Structures of DEL7 analogs designed on top of analog 14, along with their IC₅₀ values against SARS-CoV-2 3CL protease activity in a biochemical assay and EC₅₀ values against SARS-CoV-2 viral replication in a Huh7^ACE2 cellular viral assay. Structure differences from DEL7 are shown in red color.

Fig. 8. Evaluation of DEL7 analogs with neutral modifications in the R1 group: 25 and 26.

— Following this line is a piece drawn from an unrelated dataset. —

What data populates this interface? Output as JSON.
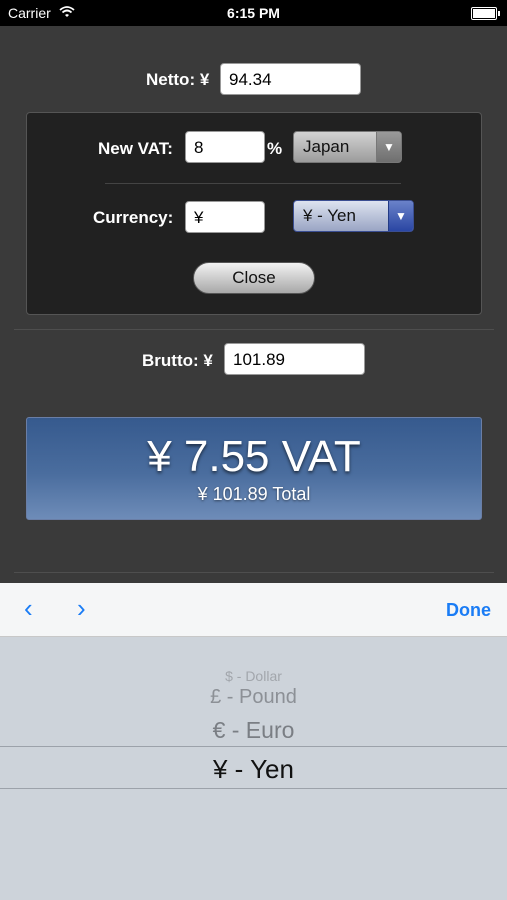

A Structures of DEL7 analog 25 and 26, along with their IC₅₀ values against SARS-CoV-2 3CL protease activity in a biochemical assay and EC₅₀ values against SARS-CoV-2 viral replication in a Huh7^ACE2 cellular viral assay. Structure differences from DEL7 are shown in red color. B The co-crystal structure of 25 (dark purple) complex. The inhibitor-interacting residues of 3CL protease subunit A (cyan) and subunit B (green, the other protomer of the 3CL homodimer) are shown with stick models. The Fo-Fc electron density omit map at 3σ is shown with blue mesh. Hydrogen bonds and hydrophobic interactions are represented by red and blue dash lines, respectively. C Cytosolic concentrations of DEL7, 14, and 25 in HEK293T cells treated with 10 µM of each compound. Data are plotted as the mean ± s.d., n = 3 biological replicates. Source data are provided as a Source Data file.

Fig. 9. Analogs of DEL7 with neutral modifications.

A Structures of DEL7 analogs 27, 28, 29, 30, 31, 32, and 46, along with their IC₅₀ values against SARS-CoV-2 3CL protease activity in a biochemical assay and EC₅₀ values against SARS-CoV-2 viral replication in a Huh7^ACE2 cellular viral assay. Structure differences from DEL7 are shown in red color. B–H, The co-crystal structures of 3CL-27 (navy), 3CL-28 (dark pink), 3CL-29 (dark green), 3CL-30 (chocolate), 3CL-31 (light green), 3CL-32 (salmon), and 3CL-46 (olive) complex. The inhibitor-interacting residues of 3CL protease subunit A (cyan), subunit B (green, the other protomer of the 3CL homodimer), and subunit C (pink, a neighboring protomer in the crystal packing, not part of the 3CL homodimer) are shown with stick models. The Fo-Fc electron density omit map at 3σ is shown with blue mesh. Hydrogen bonds and hydrophobic interactions are represented by red and blue dash lines, respectively. I, The structural overlay of 3CL protease bound to DEL7 with 3CL protease bound to 15 DEL7 analogs. The shown electrostatic surface (K_bT/e = ±5.0) of 3CL-DEL7 complex was generated using program APBS and rendered in PyMOL.